Australia Nekad Larang Dunia Pers Sosial untuk Anak di area Bawah 16 Tahun, Langkah Optimis atau Salah Arah?

JAKARTA – eksekutif Australia berencana melarang anak-anak di tempat bawah usia 16 tahun untuk mengakses media sosial. RUU ini diharapkan akan diajukan ke parlemen tahun ini dan juga berlaku 12 bulan setelahnya disetujui.
Langkah Australia ini menuai pro juga kontra. Di satu sisi, larangan ini diharapkan dapat melindungi anak-anak dari dampak negatif media sosial. Di sisi lain, ada perasaan khawatir bahwa larangan ini dapat menghambat perkembangan literasi digital kemudian mengesampingkan aspek positif media sosial.
Larangan ini direncanakan akan menguji coba sistem verifikasi usia untuk memblokir anak-anak dari akses ke situs media sosial seperti Instagram, Facebook, TikTok, kemudian X (Twitter).
Zach Rausch, ilmuwan penelitian dalam NYU Stern School of Business, mengumumkan undang-undang ini sebagai “langkah besar” yang tersebut akan menjadikan Australia “pemimpin global pada melindungi anak-anak di dalam dunia maya”.
Namun, Digital Industry Group (DIGI), organisasi nirlaba Australia yang mana mengadvokasi kemajuan sektor digital, mengatakan larangan yang disebutkan sebagai “respons abad ke-20 terhadap tantangan abad ke-21”.
Pro serta Kontra Larangan Media Massa Sosial untuk Anak
Argumen Pro:
– Melindungi Kesejahteraan Mental Anak: Media Massa sosial dapat berdampak negatif pada kemampuan fisik mental anak, menyebabkan kecanduan, kecemasan, depresi, dan juga gangguan citra diri.
– Mencegah Cyberbullying kemudian Eksploitasi: Anak-anak lebih tinggi rentan terhadap cyberbullying, pelecehan online, kemudian eksploitasi seksual di tempat media sosial.
– Mengoptimalkan Fokus lalu Prestasi Belajar: Media Massa sosial dapat mengganggu konsentrasi lalu menurunkan waktu belajar anak.
Argumen Kontra:
– Menghambat Literasi Digital: Melarang media sosial dapat menghambat perkembangan keterampilan literasi digital anak yang tersebut penting pada era digital.
– Sulit Diterapkan: Verifikasi usia di dalam media sosial sulit diterapkan kemudian anak-anak mungkin saja menemukan cara untuk mengakalinya.
– Mengabaikan Aspek Positif: Media Massa sosial juga miliki aspek positif, seperti memfasilitasi koneksi sosial, akses informasi, serta pengembangan kreativitas.
“Sudah bertahun-tahun, kami dicemooh oleh para pendidik keamanan online sebab dianggap tertutup juga ekstrem.

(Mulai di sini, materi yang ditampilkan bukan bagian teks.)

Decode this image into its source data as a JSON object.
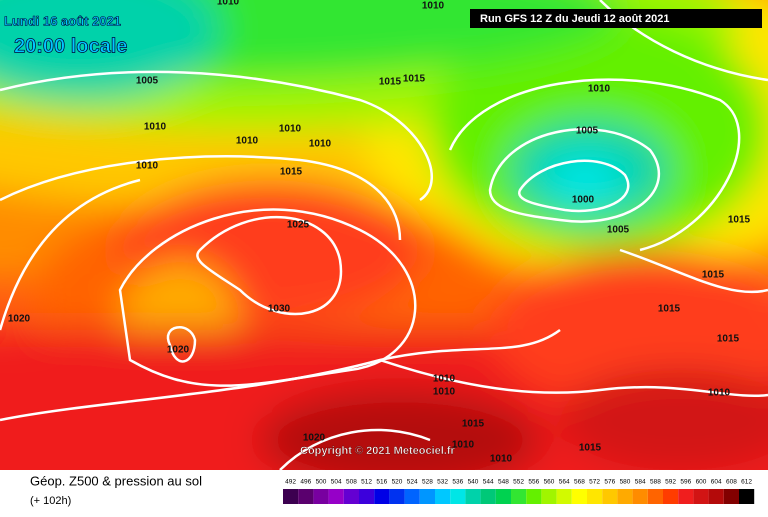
{
  "header": {
    "date": "Lundi 16 août 2021",
    "time": "20:00 locale",
    "run": "Run GFS 12 Z du Jeudi 12 août 2021"
  },
  "copyright": "Copyright © 2021 Meteociel.fr",
  "footer": {
    "title": "Géop. Z500 & pression au sol",
    "lead": "(+ 102h)"
  },
  "isobar_labels": [
    "1010",
    "1010",
    "1005",
    "1015",
    "1015",
    "1010",
    "1010",
    "1010",
    "1010",
    "1010",
    "1005",
    "1010",
    "1015",
    "1000",
    "1025",
    "1005",
    "1015",
    "1015",
    "1015",
    "1030",
    "1020",
    "1015",
    "1020",
    "1010",
    "1010",
    "1010",
    "1015",
    "1020",
    "1010",
    "1015",
    "1010"
  ],
  "colorbar": {
    "ticks": [
      492,
      496,
      500,
      504,
      508,
      512,
      516,
      520,
      524,
      528,
      532,
      536,
      540,
      544,
      548,
      552,
      556,
      560,
      564,
      568,
      572,
      576,
      580,
      584,
      588,
      592,
      596,
      600,
      604,
      608,
      612
    ],
    "colors": [
      "#3c0050",
      "#5a006e",
      "#7800a0",
      "#9600c8",
      "#6400d2",
      "#3c00dc",
      "#0000e6",
      "#0032f0",
      "#0064ff",
      "#0096ff",
      "#00c8ff",
      "#00e6e6",
      "#00d2aa",
      "#00c878",
      "#00d250",
      "#32e632",
      "#64f000",
      "#a0f500",
      "#d2fa00",
      "#ffff00",
      "#ffe600",
      "#ffc800",
      "#ffaa00",
      "#ff8c00",
      "#ff6400",
      "#ff3c00",
      "#f01e1e",
      "#d21414",
      "#b40a0a",
      "#820000",
      "#000000"
    ]
  }
}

Padahal, orang tua yang digunakan berada di area garis depan yang tersebut tahu kerusakan yang mana diakibatkan media sosial pada anak-anak kita,” ungkap Dany Elachi dari Heads Up Alliance.
Sebaliknya, Sunita Bose dari DIGI mengumumkan bahwa melarang remaja untuk mengakses wadah digital adalah respons abad ke-20 terhadap tantangan abad ke-21. “Daripada memblokir akses melalui larangan, kita perlu mengambil pendekatan yang tersebut seimbang untuk menciptakan ruang yang dimaksud sesuai dengan usia, memulai pembangunan literasi digital, lalu melindungi kaum muda dari bahaya online,” ungkapnya.
Bagaimana tanggapan pemilik platform?
Antigone Davis dari Meta Australia menyampaikan bahwa pihaknya menghormati batasan usia apa pun yang ingin diperkenalkan pemerintah terkait pemanfaatan media sosial.
“Namun, yang digunakan justru harus difokuskan adalah diskusi lebih besar mendalam tentang bagaimana kita menerapkan perlindungan. Jika tidak, risikonya kita merasa mengambil langkah yang tersebut tepat. Padahal, baik remaja maupun orang tua tak menemukan diri merek pada tempat yang dimaksud lebih tinggi baik,”bebernya.